With the ASA now extending its remit to all marketing campaigns and content businesses are going to be under increasing pressure to make sure that they can still make their voices heard in new and innovative ways without getting banned and slapped with a fine. Until now social campaigns through channels such as YouTube and Facebook have been safe from the scrutiny of the ASA however that is all set you change. Many campaigns which have failed to make it to TV have often succeeded online such as this one:

And then there are campaigns such as this one which made it to TV only to be banned after a list of complaint’s. However with over 16 Million views on YouTube it has become and internet sensation and now holds the title for the most viewed banned SuperBowl Commercial despite originally being banned back in 2007!
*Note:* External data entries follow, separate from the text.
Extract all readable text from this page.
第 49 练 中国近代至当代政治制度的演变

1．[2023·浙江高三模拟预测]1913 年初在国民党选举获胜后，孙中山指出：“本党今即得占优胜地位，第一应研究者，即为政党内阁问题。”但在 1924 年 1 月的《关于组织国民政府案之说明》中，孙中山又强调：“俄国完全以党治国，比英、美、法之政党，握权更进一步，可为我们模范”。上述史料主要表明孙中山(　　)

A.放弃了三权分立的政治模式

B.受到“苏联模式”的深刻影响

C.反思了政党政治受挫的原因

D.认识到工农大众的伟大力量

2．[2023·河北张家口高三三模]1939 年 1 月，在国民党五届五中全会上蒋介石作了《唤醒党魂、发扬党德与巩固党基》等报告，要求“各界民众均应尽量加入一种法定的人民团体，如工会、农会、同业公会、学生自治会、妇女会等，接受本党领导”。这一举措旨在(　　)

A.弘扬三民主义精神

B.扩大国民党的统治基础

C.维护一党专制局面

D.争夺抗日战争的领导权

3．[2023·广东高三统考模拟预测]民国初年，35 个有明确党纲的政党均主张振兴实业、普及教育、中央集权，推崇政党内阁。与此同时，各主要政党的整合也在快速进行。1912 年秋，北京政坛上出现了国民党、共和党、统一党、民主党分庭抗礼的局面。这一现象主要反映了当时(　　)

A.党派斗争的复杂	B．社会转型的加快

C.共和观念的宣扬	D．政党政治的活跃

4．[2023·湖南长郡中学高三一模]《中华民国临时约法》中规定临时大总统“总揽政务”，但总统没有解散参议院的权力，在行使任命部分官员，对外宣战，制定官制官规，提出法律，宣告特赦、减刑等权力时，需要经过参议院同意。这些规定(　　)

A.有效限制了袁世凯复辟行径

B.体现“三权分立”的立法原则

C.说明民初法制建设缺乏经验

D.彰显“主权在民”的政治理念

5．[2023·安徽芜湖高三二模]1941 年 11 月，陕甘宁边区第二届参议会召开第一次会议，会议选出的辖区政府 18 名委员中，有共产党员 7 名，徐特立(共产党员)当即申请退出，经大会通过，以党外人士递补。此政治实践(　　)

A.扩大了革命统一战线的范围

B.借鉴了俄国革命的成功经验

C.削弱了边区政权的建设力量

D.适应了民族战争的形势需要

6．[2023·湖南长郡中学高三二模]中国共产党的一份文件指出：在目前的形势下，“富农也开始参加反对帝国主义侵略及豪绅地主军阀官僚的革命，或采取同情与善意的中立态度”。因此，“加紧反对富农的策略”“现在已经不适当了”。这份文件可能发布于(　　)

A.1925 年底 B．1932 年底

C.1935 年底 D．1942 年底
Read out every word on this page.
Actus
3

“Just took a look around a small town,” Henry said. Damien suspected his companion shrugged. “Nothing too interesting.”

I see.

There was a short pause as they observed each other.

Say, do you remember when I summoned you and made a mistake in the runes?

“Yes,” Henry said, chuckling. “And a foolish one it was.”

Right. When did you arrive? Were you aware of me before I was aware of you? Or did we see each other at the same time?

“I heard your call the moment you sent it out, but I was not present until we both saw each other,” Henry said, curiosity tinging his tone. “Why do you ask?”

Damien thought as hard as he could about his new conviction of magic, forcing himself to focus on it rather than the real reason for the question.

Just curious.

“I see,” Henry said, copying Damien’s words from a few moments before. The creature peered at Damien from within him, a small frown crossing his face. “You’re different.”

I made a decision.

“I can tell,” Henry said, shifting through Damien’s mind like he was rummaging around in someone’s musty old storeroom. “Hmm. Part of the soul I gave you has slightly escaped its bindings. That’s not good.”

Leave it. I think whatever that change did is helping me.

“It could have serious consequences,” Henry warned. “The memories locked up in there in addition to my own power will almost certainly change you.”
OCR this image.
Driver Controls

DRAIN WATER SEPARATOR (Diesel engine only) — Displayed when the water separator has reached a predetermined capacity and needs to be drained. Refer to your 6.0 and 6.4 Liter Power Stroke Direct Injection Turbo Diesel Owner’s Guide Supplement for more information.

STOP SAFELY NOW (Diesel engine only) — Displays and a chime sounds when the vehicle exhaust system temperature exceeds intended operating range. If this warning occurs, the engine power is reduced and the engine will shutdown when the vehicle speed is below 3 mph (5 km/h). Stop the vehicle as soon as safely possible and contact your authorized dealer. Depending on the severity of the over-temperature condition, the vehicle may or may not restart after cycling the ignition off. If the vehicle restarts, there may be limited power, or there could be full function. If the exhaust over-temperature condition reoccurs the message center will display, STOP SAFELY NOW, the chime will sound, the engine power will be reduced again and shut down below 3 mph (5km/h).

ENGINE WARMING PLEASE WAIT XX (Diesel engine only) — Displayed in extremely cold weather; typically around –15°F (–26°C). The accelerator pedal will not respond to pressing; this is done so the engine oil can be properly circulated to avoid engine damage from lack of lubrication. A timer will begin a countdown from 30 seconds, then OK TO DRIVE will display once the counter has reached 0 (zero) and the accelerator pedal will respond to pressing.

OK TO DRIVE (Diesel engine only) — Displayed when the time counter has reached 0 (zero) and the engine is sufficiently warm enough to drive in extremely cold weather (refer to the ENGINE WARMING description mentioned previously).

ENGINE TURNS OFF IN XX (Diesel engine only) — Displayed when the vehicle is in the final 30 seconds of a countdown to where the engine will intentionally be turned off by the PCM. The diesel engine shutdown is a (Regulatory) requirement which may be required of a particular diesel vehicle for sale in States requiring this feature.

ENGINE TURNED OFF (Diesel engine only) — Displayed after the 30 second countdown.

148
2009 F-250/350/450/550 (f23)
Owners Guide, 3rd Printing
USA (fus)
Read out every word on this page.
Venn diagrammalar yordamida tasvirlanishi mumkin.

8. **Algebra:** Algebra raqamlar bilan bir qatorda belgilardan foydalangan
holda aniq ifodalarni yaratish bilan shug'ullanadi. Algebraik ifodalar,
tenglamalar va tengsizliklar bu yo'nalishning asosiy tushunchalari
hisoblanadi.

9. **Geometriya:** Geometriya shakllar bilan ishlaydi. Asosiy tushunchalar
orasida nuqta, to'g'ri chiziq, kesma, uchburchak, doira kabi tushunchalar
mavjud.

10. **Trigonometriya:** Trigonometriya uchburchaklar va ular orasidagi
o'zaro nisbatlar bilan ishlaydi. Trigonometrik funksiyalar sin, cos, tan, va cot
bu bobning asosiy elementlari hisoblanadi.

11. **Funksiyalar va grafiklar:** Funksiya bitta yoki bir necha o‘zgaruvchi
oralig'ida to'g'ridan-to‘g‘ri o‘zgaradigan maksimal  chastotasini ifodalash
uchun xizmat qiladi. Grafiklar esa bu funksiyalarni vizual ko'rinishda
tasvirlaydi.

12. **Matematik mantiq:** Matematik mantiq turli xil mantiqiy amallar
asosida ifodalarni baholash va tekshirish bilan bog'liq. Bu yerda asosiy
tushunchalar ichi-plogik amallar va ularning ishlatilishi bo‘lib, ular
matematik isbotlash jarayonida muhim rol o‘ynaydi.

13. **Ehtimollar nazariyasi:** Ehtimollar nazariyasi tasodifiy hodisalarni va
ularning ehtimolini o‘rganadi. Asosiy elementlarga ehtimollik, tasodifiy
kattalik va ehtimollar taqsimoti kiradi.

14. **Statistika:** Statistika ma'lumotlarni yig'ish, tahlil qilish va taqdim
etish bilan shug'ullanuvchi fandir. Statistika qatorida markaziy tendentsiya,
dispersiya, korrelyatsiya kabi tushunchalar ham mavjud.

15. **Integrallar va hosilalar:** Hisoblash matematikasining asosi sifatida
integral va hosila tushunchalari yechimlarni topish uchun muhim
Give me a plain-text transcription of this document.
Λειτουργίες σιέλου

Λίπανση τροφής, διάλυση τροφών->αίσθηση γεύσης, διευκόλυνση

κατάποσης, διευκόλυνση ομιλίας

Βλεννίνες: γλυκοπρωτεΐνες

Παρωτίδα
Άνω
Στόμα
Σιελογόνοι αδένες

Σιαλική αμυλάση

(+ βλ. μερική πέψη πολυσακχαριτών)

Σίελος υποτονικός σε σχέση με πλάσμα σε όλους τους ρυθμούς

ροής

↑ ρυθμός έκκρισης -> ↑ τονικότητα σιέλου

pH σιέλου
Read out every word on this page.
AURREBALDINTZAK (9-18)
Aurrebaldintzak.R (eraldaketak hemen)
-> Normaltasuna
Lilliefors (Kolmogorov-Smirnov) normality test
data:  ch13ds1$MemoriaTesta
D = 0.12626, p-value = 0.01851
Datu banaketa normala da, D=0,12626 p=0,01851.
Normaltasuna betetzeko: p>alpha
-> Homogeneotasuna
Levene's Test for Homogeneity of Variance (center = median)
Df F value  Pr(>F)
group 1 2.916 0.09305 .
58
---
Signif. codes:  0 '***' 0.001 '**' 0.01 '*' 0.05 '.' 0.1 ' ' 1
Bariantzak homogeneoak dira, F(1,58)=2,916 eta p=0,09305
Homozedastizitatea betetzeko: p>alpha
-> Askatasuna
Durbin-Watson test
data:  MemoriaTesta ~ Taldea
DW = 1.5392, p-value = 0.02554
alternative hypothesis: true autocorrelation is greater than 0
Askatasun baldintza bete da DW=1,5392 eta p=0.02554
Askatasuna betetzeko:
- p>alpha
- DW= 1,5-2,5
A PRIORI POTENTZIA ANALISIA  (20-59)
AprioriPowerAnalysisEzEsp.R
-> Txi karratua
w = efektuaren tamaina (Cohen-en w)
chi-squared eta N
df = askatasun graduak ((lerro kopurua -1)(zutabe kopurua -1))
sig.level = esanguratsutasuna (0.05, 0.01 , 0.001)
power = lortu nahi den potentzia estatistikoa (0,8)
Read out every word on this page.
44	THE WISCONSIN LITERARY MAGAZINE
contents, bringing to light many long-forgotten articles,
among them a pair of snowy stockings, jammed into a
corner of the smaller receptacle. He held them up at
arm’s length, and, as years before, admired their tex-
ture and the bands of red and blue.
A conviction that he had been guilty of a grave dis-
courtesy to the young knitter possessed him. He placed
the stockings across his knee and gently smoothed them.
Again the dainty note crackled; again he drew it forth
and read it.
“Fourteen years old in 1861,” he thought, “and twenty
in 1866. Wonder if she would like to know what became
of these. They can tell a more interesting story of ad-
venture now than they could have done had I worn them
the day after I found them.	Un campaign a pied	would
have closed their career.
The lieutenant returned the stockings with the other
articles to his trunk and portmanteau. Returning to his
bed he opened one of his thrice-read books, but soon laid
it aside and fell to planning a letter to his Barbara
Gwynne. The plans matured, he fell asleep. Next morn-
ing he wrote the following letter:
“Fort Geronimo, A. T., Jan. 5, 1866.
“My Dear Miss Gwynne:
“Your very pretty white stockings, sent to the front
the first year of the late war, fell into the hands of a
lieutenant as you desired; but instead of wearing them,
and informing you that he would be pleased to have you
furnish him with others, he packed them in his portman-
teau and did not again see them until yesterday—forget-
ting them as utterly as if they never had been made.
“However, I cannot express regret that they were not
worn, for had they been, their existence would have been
One of the companies who faced ASA's wrath for their digital campaign was Lynx with there string of Lucy Pinder Doing........Makes Me videos. However after a number of complaints were made regarding its objectification of women. An example of which is below:

However as with the other 2 above examples despite receiving a wrap on the knuckles Lynx has managed to turn the controversy to their advantage and the videos went viral. Lynx did produce an 'apology' video which in fact acts as a spoof poking fun and their work and highlighting the light-hearted nature of the brand and intended videos.

The success of this type of approach is always going to be risky and bending the rules will not work for every type of company and many companies have tried and failed. It has always been a well known fact that to be 'edgy' as a company and the way in which you communicate is desirable and often correlates to online success however it does mean that you will now be under the continual scrutiny of the ASA. It has been proven from past experience that the most common types of brands who have received reprimands for their advertising yet have flourished in the controversy are brands targeting most commonly the 18-35 ago group male demographic. What this clearly demonstrates is that demographic and intended message is everything. Although nothing is ever going to be clear cut it appears that it is going to be increasingly difficult for these sorts of brands to engage their demographic without getting a telling off.